EEUU invierte USD 2.000M en equity de nueve firmas de computación cuántica
Esta es la primera vez que Estados Unidos toma equity directo en empresas de infraestructura tecnológica crítica a esta escala. Históricamente, el gobierno compraba servicios o financiaba grants; ahora es accionista. El cambio de modelo refleja urgencia geopolítica: China lleva años invirtiendo en quantum a nivel estatal y Washington decidió que grants y contratos no alcanzan.

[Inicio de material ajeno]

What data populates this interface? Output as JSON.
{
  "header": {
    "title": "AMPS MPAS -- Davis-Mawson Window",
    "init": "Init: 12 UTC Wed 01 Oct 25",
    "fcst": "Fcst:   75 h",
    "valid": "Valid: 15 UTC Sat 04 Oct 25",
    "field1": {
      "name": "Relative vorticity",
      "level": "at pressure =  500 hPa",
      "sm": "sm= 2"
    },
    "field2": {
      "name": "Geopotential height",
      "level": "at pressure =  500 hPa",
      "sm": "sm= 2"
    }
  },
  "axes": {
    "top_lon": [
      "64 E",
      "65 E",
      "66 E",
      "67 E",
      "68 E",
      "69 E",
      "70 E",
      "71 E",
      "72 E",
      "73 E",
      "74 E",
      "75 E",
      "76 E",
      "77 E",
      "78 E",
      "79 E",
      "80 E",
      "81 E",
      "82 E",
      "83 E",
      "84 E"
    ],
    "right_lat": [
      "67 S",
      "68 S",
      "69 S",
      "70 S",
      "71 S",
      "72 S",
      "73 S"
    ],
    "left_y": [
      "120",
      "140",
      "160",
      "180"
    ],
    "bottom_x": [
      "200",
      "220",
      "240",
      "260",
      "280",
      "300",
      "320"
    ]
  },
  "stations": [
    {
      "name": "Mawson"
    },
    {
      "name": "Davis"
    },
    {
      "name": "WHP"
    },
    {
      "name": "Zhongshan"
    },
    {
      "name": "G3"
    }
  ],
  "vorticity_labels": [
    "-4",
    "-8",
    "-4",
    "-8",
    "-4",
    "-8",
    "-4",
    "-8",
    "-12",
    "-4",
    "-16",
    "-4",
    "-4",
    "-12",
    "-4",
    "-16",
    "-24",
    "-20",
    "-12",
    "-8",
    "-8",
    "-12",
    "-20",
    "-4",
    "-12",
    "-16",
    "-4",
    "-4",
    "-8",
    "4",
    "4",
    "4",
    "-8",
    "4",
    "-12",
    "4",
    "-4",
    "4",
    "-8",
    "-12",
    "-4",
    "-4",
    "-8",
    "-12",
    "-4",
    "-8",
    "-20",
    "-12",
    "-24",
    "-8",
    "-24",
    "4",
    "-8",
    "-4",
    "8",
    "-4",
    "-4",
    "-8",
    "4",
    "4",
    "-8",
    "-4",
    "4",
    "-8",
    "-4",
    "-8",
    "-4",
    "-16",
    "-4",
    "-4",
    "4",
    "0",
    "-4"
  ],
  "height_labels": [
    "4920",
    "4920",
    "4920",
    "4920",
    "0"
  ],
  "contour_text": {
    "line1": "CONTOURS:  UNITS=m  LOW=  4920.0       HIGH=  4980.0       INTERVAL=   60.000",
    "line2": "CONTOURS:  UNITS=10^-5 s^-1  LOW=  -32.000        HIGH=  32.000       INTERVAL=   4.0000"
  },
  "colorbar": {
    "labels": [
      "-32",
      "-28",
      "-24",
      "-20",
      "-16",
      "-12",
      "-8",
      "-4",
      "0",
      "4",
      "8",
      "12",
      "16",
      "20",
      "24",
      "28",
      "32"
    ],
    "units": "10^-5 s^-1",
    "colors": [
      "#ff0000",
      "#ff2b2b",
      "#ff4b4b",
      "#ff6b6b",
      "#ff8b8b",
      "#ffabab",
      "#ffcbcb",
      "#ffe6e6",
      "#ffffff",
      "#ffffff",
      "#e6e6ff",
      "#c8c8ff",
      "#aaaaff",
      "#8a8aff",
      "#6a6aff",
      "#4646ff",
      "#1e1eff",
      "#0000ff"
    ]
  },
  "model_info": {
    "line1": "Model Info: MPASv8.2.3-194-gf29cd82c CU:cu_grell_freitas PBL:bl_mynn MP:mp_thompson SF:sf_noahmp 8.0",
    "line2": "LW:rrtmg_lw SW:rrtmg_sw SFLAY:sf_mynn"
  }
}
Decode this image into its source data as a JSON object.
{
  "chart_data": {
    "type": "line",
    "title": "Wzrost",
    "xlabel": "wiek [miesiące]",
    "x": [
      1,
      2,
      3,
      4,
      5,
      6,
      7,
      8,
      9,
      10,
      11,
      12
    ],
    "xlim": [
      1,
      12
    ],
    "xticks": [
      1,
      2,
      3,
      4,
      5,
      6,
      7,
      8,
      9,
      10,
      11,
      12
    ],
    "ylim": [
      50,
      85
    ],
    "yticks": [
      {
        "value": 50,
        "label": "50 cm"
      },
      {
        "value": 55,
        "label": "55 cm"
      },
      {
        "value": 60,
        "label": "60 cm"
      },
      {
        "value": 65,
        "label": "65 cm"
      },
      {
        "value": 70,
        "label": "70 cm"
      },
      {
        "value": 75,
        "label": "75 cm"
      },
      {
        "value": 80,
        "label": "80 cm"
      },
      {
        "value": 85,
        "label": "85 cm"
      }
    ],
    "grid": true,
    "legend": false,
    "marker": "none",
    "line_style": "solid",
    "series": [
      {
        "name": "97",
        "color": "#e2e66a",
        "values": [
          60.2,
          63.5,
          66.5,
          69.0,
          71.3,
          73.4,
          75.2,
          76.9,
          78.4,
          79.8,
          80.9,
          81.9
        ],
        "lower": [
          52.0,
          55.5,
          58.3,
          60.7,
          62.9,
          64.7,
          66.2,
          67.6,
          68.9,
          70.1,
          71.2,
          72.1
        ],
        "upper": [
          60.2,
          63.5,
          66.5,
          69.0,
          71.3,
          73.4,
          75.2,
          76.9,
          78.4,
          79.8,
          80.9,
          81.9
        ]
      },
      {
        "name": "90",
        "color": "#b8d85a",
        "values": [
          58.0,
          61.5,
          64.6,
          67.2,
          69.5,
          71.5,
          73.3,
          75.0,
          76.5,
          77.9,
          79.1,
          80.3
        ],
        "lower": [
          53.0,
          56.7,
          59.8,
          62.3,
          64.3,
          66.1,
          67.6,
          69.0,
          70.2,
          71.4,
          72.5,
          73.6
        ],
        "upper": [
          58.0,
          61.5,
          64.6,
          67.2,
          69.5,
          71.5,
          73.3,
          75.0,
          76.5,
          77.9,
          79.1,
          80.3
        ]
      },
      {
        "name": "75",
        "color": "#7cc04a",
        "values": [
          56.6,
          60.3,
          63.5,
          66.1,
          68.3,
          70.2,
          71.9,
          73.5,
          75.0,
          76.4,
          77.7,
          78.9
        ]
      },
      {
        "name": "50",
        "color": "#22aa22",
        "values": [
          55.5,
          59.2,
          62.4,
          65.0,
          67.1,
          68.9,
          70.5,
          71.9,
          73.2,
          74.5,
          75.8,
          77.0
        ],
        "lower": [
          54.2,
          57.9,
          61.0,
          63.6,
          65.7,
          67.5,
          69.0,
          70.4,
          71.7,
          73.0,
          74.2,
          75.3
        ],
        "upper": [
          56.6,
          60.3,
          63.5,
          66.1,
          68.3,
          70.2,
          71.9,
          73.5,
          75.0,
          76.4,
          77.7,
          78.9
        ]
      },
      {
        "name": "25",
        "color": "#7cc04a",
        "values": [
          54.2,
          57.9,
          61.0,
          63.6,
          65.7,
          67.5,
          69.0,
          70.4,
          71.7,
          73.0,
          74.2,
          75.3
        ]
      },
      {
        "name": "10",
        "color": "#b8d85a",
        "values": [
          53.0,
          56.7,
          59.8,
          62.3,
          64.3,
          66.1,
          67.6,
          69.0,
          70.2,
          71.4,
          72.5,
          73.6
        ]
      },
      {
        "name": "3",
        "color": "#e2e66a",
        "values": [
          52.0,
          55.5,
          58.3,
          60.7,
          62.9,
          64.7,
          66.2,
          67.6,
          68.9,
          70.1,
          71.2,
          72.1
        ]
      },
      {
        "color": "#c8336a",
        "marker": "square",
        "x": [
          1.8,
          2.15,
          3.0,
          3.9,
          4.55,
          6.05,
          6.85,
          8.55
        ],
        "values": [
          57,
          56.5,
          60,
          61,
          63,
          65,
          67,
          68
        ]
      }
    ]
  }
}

La controversia legal gira alrededor de si la estructura del deal cumple con procurement rules que exigen competencia abierta. Varios abogados especializados en contratos federales señalan que tomar equity sin licitación pública podría violar statutes. El hecho de que una de las beneficiarias tenga vínculos con la familia Trump añade ruido político, pero el tema de fondo es más grande: ¿puede el gobierno saltarse sus propias reglas de adquisición cuando considera algo "estratégico"?
Para la industria, el mensaje es que quantum dejó de ser ciencia básica para convertirse en apuesta de seguridad nacional. Eso trae capital pero también escrutinio regulatorio y posibles restricciones de exportación. Las empresas del sector deberían prepararse para operar bajo reglas más parecidas a defensa que a software comercial.